Raw-bought from a private seller here in Wa.

jay-funny about the AFC, last night I was reading the almost never-ending GB from Thanksgiving/X-mas/New years...just missed it (or did they not fill the other 6 slots?)lol

MrD-$16,500. I looked online quite a bit after spying it & thought he was a litle high, then I saw first hand the condition and care...then I screwed up and drove it....so much for bargaining power!! I had to have it! (headbang)

Again,thank you to all of you for responding, I look forward to bothering ya'll with more questions in the future! (thumb)
-Chris
 
#1650MSP said:
Thanks for the words of encouragement and points to ponder!

jmv-dealership said warranty is good to go, going in manana a.m.

Raw-bought from a private seller here in Wa.

jay-funny about the AFC, last night I was reading the almost never-ending GB from Thanksgiving/X-mas/New years...just missed it (or did they not fill the other 6 slots?)lol

MrD-$16,500. I looked online quite a bit after spying it & thought he was a litle high, then I saw first hand the condition and care...then I screwed up and drove it....so much for bargaining power!! I had to have it! (headbang)

Again,thank you to all of you for responding, I look forward to bothering ya'll with more questions in the future! (thumb)
-Chris

I figured it brought a pretty penny.

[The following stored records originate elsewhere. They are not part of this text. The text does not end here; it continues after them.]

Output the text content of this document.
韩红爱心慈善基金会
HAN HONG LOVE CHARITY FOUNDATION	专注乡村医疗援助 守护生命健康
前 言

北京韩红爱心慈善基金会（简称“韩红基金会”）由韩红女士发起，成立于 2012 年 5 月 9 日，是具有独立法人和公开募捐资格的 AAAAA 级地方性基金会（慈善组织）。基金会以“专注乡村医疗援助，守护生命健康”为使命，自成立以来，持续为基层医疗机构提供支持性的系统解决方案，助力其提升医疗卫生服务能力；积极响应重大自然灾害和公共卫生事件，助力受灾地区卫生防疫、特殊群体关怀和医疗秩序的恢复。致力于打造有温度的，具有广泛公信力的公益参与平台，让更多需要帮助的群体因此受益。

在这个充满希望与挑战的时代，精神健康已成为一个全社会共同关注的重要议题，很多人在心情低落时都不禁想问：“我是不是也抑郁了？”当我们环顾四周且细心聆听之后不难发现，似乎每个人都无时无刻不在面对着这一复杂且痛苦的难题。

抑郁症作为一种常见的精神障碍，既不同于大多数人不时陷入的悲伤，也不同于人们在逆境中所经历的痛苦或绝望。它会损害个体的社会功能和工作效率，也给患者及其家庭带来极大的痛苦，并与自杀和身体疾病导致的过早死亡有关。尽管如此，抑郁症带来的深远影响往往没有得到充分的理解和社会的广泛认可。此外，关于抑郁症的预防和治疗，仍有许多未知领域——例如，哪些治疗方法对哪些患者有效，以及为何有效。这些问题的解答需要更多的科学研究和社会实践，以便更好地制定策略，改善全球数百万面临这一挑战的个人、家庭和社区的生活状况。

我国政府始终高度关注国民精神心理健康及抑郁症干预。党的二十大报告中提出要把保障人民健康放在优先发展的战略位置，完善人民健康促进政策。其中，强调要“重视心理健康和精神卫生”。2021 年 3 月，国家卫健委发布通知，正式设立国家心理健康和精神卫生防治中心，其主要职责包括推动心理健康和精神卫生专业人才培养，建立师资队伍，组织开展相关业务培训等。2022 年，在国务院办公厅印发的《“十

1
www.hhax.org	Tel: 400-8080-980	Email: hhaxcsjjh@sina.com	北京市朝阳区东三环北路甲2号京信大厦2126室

For mileage that low, the excellent condition and the mods, I think it's a fair price. Supply and demand.
 
I'M GETTIN' A NEW RADIATOR FOR FREEEEE!!!
Sorry, owning old Jeeps with NO warranty, I'm kinda stoked!! (thumb)
 
mazda

bought my msp from nissan, who with there "extended warranty" has done nothing to help. but bringing it to mazda they haven't even second guessed anything, ecu reflash, new intercooler pipe and bov, new cd player, and a few suspension bushing and odds and ends. there awesome over there, makes me wanna stay with them forever since i haven't heard of one person having good luck with their warranties at other dealerships.

mazda (first)
 
Aaah, to have still had my warranty when my radiator was punctured a couple months ago. That would've been so lovely. But good for you, for having that covered under warranty! My dealership bitched when I threw a CEL back in the day (from a loose gas cap), and they tried to blame it on 'that silver pipe' -- which, at the time, was my Injen CAI. Idiots.

Anyway! Like people have been saying, coolant is always something of an 'issue' with the MSP. The day I drove mine home, one of the clamps gave out, hose popped off, and there went all my coolant into a big puddle in the driveway. Just make sure to keep an eye on all your coolant lines, the clamps on said lines, and your resevoir tank.

I run a Greddy Type RS BOV. I have no problems. Then again, I also have a relocated MAF. If you relocate your MAF to the previously mentioned location (between the throttle body and the cold intercooler pipe), you can pretty much install whatever BOV you want. You just might have to make some adjustments on the BOV itself, if that.

I noticed that you have just the front motor mount. You might want to consider getting a rear as well, to even things out. Our stock mounts pretty much suck -- so if you replace one, you tend to have to replace the 'opposite' mount, otherwise it deteriorates faster than normal. However, be aware that if you upgrade the rear mount, that you'll be getting some cabin vibration.

If you're going to pick up a Unichip, I highly suggest you having it tuned by either someone on the forums (JDM Sam did mine), or from an authorized Unichip dealer if one's located near you. I've noticed that the people who have Unichip problems don't seem to have tuned their maps specifically for their car.

Whatever you do, RESIST the tempation to turn up your boost before you have some type of EMS!! That is THE fastest way to blow up your MSP.